La relación valiente de Benedicto XVI con las mujeres

El pontificado de Benedicto XVI termina ahora, no hace 10 años. De hecho, incluso en estos años de oración y silencio, el papa emérito ha dejado oír su voz, especialmente sobre el tema que ya había identificado como decisivo para la Iglesia de este tiempo, los abusos sexuales del clero. De hecho, los únicos escritos suyos aparecidos en los últimos años tratan sobre los abusos: el primero, un texto que salió como artículo en una revista alemana en 2019, había sido preparado como memorándum para la conferencia sobre abusos prevista y celebrada en el Vaticano, y que, sin embargo, no se tuvo en cuenta. El escrito del Papa emérito insistía en la necesidad de juzgar y castigar a todos los culpables con justicia, es decir, de la misma manera: algo que no ha sucedido, como vemos, por ejemplo, a propósito del reciente caso Rupnik.

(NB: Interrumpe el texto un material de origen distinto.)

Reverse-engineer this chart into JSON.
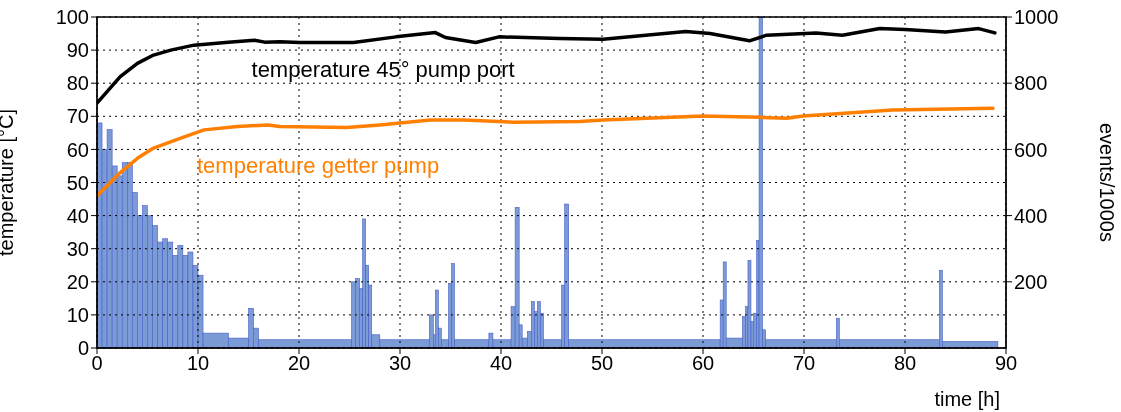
{
  "chart_data": {
    "type": "line",
    "xlabel": "time [h]",
    "ylabel": "temperature [°C]",
    "y2label": "events/1000s",
    "xlim": [
      0,
      90
    ],
    "xticks": [
      0,
      10,
      20,
      30,
      40,
      50,
      60,
      70,
      80,
      90
    ],
    "ylim": [
      0,
      100
    ],
    "yticks": [
      0,
      10,
      20,
      30,
      40,
      50,
      60,
      70,
      80,
      90,
      100
    ],
    "y2lim": [
      0,
      1000
    ],
    "y2ticks": [
      200,
      400,
      600,
      800,
      1000
    ],
    "grid": true,
    "series": [
      {
        "type": "histogram",
        "axis": "y2",
        "color": "#7a9bd6",
        "bins": [
          0,
          0.5,
          1,
          1.5,
          2,
          2.5,
          3,
          3.5,
          4,
          4.5,
          5,
          5.5,
          6,
          6.5,
          7,
          7.5,
          8,
          8.5,
          9,
          9.5,
          10,
          10.5,
          13,
          15,
          15.5,
          16,
          25.2,
          25.6,
          26.0,
          26.3,
          26.6,
          26.9,
          27.2,
          28,
          32.9,
          33.3,
          33.5,
          33.8,
          34.1,
          34.8,
          35.1,
          35.4,
          38.8,
          39.2,
          41.0,
          41.4,
          41.8,
          42.1,
          42.6,
          43.0,
          43.3,
          43.6,
          43.9,
          44.2,
          46.0,
          46.3,
          46.7,
          61.7,
          62.0,
          62.3,
          63.9,
          64.2,
          64.45,
          64.75,
          65.0,
          65.3,
          65.55,
          65.9,
          66.2,
          73.2,
          73.5,
          83.4,
          83.7,
          89.2
        ],
        "values": [
          680,
          600,
          660,
          550,
          520,
          560,
          560,
          470,
          400,
          430,
          400,
          370,
          320,
          330,
          320,
          280,
          310,
          280,
          290,
          250,
          220,
          45,
          30,
          120,
          60,
          25,
          200,
          210,
          180,
          390,
          250,
          190,
          40,
          25,
          100,
          40,
          175,
          60,
          25,
          195,
          255,
          25,
          45,
          25,
          125,
          425,
          70,
          30,
          50,
          140,
          110,
          140,
          105,
          25,
          190,
          435,
          25,
          145,
          260,
          30,
          95,
          125,
          265,
          80,
          105,
          325,
          1000,
          55,
          25,
          90,
          25,
          235,
          20
        ]
      },
      {
        "name": "temperature 45° pump port",
        "color": "#000000",
        "x": [
          0,
          2.3,
          4,
          5.6,
          7.3,
          9.6,
          13,
          15.6,
          16.6,
          18.1,
          20.1,
          25.4,
          29.6,
          33.5,
          34.5,
          37.5,
          39.8,
          45.8,
          50.1,
          58.3,
          60.7,
          64.6,
          66.3,
          71.2,
          73.8,
          77.5,
          80,
          84,
          87.3,
          88.9
        ],
        "values": [
          74,
          82,
          86,
          88.5,
          90,
          91.5,
          92.4,
          93,
          92.4,
          92.5,
          92.3,
          92.3,
          94,
          95.3,
          93.8,
          92.3,
          94,
          93.5,
          93.3,
          95.6,
          95,
          92.8,
          94.5,
          95.2,
          94.5,
          96.5,
          96.2,
          95.5,
          96.5,
          95.2
        ]
      },
      {
        "name": "temperature getter pump",
        "color": "#ff8000",
        "x": [
          0,
          2.3,
          4,
          5.6,
          8.3,
          10.6,
          13.9,
          16.9,
          18.1,
          24.7,
          28,
          33,
          36.3,
          41.2,
          47.8,
          50.1,
          60,
          65.6,
          68.3,
          69.9,
          78.8,
          88.7
        ],
        "values": [
          46,
          53,
          57.3,
          60.4,
          63.4,
          65.9,
          66.9,
          67.4,
          66.9,
          66.6,
          67.4,
          68.9,
          68.9,
          68.2,
          68.4,
          68.9,
          70.1,
          69.7,
          69.4,
          70.1,
          71.9,
          72.4
        ]
      }
    ]
  }
}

Su último texto también está relacionado con el tema de los abusos, aquel con el que responde a las acusaciones de haber protegido a un sacerdote abusador cuando era arzobispo de Múnich y Frisinga. Benedicto XVI escribe advirtiendo que se acerca el momento en que comparecerá ante el juez supremo, y se declara inocente por el caso del sacerdote en cuestión, pero admite que se siente responsable de todos los abusos cometidos en la Iglesia, al haber desempeñado en ella papeles de suma importancia. Benedicto XVI es el único exponente de las jerarquías eclesiásticas que, ante el escándalo de los abusos, no se refugia en la idea de que los responsables son unas pocas manzanas podridas en un tejido sano, sino que denuncia la implicación total de la institución en la culpa y pide perdón por ello. Una vez más, su gigantesca figura destaca en un panorama de gente mediocre que intenta salvarse escondiéndose detrás de pretextos endebles. Una vez más, tenemos una prueba de la valentía y el amor a la verdad que movieron las acciones de este hombre, y que traslucían en cada uno de sus actos.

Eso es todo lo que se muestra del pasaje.